Although housing starts moved upward in recent months, they had fallen sharply early this year due to high borrowing rates. As a result, there will be some slackening in housing starts in the next several months but a rebound is likely in 1981, Janis said. He sees mortgage rates dropping from their current level of nearly 14 percent to below 12 percent next year.

Janis' predictions, made at a session sponsored by the National Association of Home Builders, generally were supported by other forecasters. Robert Sheehan, an NAHB economist, said that starts will be near 1.5 million in 1981 but that mortage rates will be near 13 percent.

Generally the erratice level of mortgage rates and this second surge over 13 percent in 12 months are seen as factors that discourage prospective homebuyers and make it nearly impossible for first-time young buyers to handle monthly payments.

Kenneth Rosen of the University of California said that savings and loan associations are supplying less mortgage funding because of declining deposits and also must sell loans they originate in a secondary market that tends to demand higher rates of return for investors.

While several speakers and conference attendees discussed the likely use of more variable-rate and shared-appreciation mortgages, Rosen predicted that the standard fixed-rate mortgage will survive but at a higher rate because of lender concern about continued inflation. Rosen blamed the competition for capital funds -- particularly by the federal government -- as a major reason for the prospect of continuing high mortgage rates.

In other housing news, Alfred Kahn, the president's adviser on inflation, and Lawrence B. Simons, assistant secretary for housing at the Department of Housing and Urban Development, announced yesterday that housing costs had been cut significantly in three experiments sponsored jointly by HUD and Kahn's office.

The demonstration project was set up in May to test whether variations in local government regulations could cut the cost of building single-family homes. Three of four demonstrations have been completed, with cost reductions of between $13,000 and $32,500, Kahn and Simons said.

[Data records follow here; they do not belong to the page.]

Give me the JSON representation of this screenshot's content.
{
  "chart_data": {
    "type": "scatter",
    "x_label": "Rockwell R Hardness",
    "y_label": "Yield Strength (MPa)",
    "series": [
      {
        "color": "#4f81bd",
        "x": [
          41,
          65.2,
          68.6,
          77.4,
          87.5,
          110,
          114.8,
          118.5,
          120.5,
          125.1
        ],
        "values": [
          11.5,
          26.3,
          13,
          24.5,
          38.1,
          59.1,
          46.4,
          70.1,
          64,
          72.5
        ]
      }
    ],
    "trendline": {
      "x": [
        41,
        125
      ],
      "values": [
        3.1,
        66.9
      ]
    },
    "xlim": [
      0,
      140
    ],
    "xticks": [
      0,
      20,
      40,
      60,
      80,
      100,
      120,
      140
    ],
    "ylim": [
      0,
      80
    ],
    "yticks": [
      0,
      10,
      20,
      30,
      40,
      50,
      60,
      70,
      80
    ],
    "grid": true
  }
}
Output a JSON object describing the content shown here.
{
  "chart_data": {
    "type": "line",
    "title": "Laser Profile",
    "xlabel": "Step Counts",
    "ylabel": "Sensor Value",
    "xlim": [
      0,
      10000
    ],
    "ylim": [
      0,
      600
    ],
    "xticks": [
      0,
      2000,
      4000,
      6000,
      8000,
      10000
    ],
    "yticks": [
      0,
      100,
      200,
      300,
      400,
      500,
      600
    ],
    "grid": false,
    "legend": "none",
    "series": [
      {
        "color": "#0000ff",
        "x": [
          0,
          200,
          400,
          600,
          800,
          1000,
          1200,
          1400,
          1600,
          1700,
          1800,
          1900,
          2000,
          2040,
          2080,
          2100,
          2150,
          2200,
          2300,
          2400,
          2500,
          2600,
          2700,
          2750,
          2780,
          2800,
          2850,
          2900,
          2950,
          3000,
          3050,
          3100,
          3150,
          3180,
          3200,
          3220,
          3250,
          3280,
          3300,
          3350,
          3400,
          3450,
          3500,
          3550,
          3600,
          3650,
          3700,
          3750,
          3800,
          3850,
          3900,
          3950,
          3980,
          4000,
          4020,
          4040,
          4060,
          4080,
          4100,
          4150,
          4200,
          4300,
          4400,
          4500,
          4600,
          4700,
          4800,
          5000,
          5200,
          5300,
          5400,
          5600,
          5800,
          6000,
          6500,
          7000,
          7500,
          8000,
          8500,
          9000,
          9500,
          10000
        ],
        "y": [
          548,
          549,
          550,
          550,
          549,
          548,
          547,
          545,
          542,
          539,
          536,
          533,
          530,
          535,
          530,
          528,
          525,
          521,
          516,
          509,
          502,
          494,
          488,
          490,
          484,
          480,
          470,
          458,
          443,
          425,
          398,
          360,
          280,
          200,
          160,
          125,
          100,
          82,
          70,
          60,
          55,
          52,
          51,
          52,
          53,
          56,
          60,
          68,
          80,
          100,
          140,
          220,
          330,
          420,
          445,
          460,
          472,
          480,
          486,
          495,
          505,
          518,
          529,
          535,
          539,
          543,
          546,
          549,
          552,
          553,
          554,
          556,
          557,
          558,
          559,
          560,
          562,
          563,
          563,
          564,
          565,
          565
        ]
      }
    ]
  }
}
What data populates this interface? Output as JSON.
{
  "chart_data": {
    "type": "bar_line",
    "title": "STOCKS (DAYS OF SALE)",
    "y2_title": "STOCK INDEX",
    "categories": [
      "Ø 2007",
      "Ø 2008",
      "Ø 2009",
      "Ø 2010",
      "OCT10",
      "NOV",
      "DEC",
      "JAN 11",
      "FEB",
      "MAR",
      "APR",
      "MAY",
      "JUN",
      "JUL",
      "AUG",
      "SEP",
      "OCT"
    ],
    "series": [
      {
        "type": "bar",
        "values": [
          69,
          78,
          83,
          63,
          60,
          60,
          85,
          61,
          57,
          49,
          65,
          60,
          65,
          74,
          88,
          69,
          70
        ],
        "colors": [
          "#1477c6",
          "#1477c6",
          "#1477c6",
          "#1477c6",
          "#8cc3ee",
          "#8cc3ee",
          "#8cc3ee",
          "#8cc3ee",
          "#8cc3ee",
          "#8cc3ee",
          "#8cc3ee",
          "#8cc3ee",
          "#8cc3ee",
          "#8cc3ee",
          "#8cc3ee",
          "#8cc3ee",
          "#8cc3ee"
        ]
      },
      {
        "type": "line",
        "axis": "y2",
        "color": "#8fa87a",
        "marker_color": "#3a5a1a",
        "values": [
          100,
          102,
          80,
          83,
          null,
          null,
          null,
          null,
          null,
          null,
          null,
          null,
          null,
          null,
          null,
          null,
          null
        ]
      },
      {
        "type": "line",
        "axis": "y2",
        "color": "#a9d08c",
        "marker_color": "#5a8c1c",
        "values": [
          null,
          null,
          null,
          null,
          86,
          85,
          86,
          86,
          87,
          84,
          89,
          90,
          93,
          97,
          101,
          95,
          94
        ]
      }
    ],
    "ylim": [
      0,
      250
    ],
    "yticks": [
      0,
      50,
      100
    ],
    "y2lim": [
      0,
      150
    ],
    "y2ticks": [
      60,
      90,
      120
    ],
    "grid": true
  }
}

The homes -- built in Allegheny County, Pa.; Hayford, Calif.; and Shreveport, La., were priced between 20 percent and 33 percent less than similar homes in their areas.

"This small demonstration, carried out with no federal funds and a very short startup period for planning, has produced significant results," Simons said.

"This kind of thing is exactly what regulatory reform is all about," Kahn commented.

Simons said that the savings could be duplicated across the nation.

The main savings came with speeding up on the processing of building applications. Other savings included allowing minor changes in the zoning rules of local governments and relaxing other rules governing the construction of the buildings. These still had to be safe, solid and sanitary, Simons said. But many of the present regulations are unnecessary, he added.